Program pays students for volunteer work

Craig Gustafson

Five University students traveled overseas this past summer to make a difference in the communities of developing countries.
The Paulo Freire International Community Service Program sent the students to various countries — Cameroon, China, Kenya, India and Guatemala — to learn about human rights and social development. The program was named after Freire, an educator and advocate for the poor.
The program, sponsored by the International Study Travel Center, the Diversity Institute and the Office for Special Learning Opportunities, began two years ago and has so far sent 10 students abroad.
“There’s never been anything like it at the University,” said Bill Baldus, director of the ISTC center. “We’re giving money to people to do volunteer activities.”
Up to five grants of $2,000 are awarded each year. The grant includes air-fare vouchers courtesy of Northwest Airlines and a stipend to support the students while overseas.

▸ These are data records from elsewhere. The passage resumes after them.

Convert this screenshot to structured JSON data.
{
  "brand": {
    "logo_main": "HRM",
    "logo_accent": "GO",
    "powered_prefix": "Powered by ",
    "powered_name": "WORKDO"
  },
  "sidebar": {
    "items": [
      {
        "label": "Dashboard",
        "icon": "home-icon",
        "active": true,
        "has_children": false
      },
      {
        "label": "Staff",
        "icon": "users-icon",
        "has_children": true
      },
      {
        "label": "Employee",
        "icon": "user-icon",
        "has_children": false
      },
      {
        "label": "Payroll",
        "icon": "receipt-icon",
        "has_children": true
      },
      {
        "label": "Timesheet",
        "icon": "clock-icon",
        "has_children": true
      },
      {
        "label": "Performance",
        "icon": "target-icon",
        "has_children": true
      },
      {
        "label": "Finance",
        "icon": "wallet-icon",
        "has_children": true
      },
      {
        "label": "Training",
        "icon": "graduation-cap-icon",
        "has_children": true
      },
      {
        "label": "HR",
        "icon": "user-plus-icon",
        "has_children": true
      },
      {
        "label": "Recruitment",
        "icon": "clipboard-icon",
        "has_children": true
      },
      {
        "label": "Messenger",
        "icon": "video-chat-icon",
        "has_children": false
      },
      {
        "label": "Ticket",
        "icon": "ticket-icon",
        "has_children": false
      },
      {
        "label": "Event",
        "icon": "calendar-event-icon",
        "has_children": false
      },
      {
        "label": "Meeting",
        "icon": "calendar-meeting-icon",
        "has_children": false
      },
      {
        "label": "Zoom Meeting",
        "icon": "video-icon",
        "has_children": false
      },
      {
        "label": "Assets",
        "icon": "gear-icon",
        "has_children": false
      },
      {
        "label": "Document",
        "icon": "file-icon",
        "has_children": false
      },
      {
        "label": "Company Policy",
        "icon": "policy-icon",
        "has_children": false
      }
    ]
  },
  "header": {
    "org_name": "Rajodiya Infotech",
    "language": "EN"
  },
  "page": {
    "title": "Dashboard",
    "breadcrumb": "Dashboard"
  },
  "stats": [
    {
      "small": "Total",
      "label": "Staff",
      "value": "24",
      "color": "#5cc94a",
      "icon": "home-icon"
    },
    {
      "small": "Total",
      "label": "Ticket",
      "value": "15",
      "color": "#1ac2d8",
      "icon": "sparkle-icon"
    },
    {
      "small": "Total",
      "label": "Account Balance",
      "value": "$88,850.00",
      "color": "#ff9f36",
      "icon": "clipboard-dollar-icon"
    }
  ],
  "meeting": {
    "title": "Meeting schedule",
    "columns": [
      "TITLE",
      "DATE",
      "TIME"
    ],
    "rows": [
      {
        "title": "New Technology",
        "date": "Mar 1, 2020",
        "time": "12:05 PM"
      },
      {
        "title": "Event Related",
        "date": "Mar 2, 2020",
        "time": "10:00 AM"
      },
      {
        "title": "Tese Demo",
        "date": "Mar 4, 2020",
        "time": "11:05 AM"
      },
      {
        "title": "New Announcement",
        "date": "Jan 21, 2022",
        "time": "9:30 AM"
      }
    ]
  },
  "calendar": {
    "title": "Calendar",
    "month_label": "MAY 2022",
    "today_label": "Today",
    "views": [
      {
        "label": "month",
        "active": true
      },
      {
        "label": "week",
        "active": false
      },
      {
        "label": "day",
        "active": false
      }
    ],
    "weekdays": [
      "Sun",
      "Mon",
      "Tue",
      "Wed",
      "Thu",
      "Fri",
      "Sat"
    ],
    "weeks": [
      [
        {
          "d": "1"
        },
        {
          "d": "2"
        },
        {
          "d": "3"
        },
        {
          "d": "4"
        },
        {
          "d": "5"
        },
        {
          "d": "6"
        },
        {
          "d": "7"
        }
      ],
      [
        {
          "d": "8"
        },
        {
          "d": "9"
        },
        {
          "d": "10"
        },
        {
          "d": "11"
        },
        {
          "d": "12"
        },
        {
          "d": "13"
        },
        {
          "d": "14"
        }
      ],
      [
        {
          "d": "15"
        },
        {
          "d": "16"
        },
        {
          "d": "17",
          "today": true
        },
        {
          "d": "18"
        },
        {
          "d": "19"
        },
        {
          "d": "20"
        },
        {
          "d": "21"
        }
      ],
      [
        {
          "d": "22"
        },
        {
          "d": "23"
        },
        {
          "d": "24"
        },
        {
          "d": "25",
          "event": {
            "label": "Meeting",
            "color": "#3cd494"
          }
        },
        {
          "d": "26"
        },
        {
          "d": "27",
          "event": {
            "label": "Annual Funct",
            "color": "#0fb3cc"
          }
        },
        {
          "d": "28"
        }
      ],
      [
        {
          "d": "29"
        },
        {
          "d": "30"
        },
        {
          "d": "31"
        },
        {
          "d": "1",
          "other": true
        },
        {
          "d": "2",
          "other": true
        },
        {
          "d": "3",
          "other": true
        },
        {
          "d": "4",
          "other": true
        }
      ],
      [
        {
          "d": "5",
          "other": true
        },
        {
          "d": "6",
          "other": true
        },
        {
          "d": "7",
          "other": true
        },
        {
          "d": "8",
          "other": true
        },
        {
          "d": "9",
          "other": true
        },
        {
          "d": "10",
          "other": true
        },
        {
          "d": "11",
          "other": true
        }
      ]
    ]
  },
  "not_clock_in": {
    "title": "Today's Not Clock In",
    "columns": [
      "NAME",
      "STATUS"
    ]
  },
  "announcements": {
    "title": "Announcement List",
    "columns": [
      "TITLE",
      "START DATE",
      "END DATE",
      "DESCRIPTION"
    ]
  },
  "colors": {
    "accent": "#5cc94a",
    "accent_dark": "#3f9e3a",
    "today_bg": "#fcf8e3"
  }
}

The program lasts a full year and is divided into three phases. The first phase is a 13-week diversity awareness program that runs during spring term. The summer trip is the second phase.
For the third phase, which is currently underway and will end at the conclusion of fall semester, students work for local community organizations in the University area.
Since the five students go through the first and third phases together, they’re able to share and relate their experiences.
“We came back and were with people who were in the same kind of situations,” said Nena Fox, a political science and philosophy major. Fox taught AIDS education in Kenya.
“It was amazing how much of a growth process we went through,” she said.
Fox said that while teaching in Makindu, Kenya, she learned more from her environment than she could have ever taught to her students.
“I was so naãve,” she said. “It was a big reality-check.”
Fox lived in a dirt-floored mud hut in the Kenyan countryside. She said she encountered missionaries who were fanatic about converting everyone to Christianity. She also visited a game park filled with giraffes and zebras.
Although the experience as a whole was great, Fox said she was intimidated at times. “There were three of us. Three young, white women in rural Africa,” she said.
Like Fox, anthropology and statistics senior Susan Lee was also teaching, but on another continent.
She traveled to Changchun, China, in the northeast province of Jilin to teach English to locals and was immediately surprised by what she saw.
Lee said that in Changchun, people would think nothing of pushing and shoving in lines at grocery markets, and it was common to see three people riding on one bicycle, the most popular form of transportation.
She said the cultural differences didn’t affect her as much because she is Korean-American, but the other Americans teaching were constantly stared at because the Chinese weren’t used to foreigners in the region.
“It was really stressful, but so rewarding,” Lee said.
After she came back to America, Lee said she found herself pushing people while waiting in line at Target.
Lee, Fox and the three other participants will be speaking Wednesday at Coffman Union about the Freire program and their experiences.
The deadline for applications to next summer’s program is Nov. 29.